La question de la frontière franco-allemande est, à n’en pas douter, la grande affaire de la vie militaire et, pour une large part, de la vie politique de Charles de Gaulle. Beaucoup de lignes de force de sa vision pour la France s’y rapportent, depuis son obsession d’une armée moderne et capable de se projeter jusqu’à sa volonté de moderniser, à marche forcée, notre économie afin que celle-ci bénéficie pleinement de notre entrée dans le Marché commun. Hervé Gaymard évoque la « face allemande d’une vie française », dans sa récente réédition de La Discorde chez l’ennemi, premier ouvrage que de Gaulle consacre aux causes de la défaite allemande : sa longue captivité pendant la Première guerre mondiale, nourrie de la lecture régulière de la presse allemande, a donné au futur général une appréhension très fine et précise des équilibres et des enjeux de pouvoir en Allemagne. Cependant, puisque « la carte de France révèle notre fortune », selon la formule qui ouvre Vers l’armée de métier (1934), l’exposition géographique de la France au danger allemand commande également de trouver une solution durable : c’est ce qui inspire au Général la stratégie de réconciliation dans un cadre européen qu’il commence à mûrir dès 1944, mais qui arrive à maturité en 1958. Les initiatives liées à la Ve République disent également beaucoup sur cette volonté de regarder l’Allemagne les yeux dans les yeux et l’influence qu’elle a eue sur la refondation globale des débuts de la Ve : comme le souligne Jean-Marc Boegner, la rencontre avec Adenauer, le 14 septembre 1958, l’acceptation du traité de Rome à la date prévue et la mise en œuvre du Plan Rueff, vaste projet de refondation économique, participent de la même impulsion. Retraçons ici les étapes qui conduisent à la « lune de miel » franco-allemande de l’année 1962, prélude au traité de l’Elysée : celui-ci vient de loin, mais aussi de près – à la fois du contexte immédiat de l’année 1962 et d’une vision stratégique de très long terme portée par le Général.

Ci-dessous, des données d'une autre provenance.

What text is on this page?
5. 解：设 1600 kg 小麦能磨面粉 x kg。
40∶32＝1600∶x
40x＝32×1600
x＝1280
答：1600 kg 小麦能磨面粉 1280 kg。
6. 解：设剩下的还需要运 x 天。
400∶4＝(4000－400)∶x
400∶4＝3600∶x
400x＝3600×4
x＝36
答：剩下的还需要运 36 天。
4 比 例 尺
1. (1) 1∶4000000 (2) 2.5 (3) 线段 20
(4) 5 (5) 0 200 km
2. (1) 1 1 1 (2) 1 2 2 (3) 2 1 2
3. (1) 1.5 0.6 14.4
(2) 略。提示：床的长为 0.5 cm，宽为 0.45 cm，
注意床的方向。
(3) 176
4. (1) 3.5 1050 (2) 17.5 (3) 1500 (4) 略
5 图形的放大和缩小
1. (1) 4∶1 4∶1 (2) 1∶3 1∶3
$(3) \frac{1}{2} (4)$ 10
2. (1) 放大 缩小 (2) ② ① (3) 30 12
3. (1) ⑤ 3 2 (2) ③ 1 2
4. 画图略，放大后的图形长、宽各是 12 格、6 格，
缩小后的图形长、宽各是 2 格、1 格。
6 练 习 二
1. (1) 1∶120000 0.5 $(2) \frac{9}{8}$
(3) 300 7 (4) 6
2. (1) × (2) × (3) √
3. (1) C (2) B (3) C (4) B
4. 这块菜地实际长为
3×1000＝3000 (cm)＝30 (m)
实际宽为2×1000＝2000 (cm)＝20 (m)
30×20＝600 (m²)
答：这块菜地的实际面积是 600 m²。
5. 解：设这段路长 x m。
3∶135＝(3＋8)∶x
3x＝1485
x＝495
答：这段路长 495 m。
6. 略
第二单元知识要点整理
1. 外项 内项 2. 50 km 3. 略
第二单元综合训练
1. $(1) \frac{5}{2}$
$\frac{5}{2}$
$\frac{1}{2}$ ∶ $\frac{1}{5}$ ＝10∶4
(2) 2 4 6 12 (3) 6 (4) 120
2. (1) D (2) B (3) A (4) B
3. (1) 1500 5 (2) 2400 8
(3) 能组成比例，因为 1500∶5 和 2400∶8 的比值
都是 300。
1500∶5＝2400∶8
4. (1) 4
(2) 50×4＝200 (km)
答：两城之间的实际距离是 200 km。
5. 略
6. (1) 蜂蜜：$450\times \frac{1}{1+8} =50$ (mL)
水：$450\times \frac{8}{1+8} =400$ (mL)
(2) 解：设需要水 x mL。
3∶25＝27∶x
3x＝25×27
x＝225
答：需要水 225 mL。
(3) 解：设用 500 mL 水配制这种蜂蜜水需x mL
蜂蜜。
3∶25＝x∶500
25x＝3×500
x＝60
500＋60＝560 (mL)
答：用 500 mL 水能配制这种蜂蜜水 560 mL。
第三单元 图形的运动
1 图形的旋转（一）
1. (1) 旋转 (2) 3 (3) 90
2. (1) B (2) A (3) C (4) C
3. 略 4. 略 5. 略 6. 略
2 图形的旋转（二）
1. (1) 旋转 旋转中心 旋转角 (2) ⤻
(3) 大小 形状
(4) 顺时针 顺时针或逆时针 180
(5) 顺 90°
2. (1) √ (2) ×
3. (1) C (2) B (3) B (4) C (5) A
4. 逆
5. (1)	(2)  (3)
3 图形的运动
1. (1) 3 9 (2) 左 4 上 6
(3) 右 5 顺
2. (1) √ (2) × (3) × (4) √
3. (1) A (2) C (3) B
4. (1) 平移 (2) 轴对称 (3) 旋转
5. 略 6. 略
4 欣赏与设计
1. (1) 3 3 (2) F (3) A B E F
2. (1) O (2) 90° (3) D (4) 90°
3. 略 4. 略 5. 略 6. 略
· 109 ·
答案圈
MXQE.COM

La « face allemande d’une vie française ».

Pour un Français né comme Charles de Gaulle en 1890, la question allemande est nécessairement centrale : issu de la « génération d’Agathon », fils d’un ardent patriote ayant participé aux combats de 1870 comme volontaire au sein des gardes mobiles de la Seine, de Gaulle se destine rapidement à une carrière militaire, vocation pourtant absente dans son entourage familial. Dans un de ses écrits de jeunesse, Campagne d’Allemagne, écrit à 15 ans, il s’imagine en chef des armées françaises, à la tête de « 200 000 hommes et de 518 canons », menant une guerre de revanche qu’il situe modestement en l’année 1930. Son parcours militaire est pleinement cohérent avec cette ambition : sorti de Saint-Cyr en 1912, bien classé (13e), il fait le choix de demander une affectation au 33e régiment d’infanterie à Arras, sous les ordres du colonel Pétain, alors que le choix des colonies lui aurait assuré une progression de carrière bien plus rapide et se serait avérée plus rémunératrice. De Gaulle veut être là où se joue alors, selon lui, la sécurité du pays.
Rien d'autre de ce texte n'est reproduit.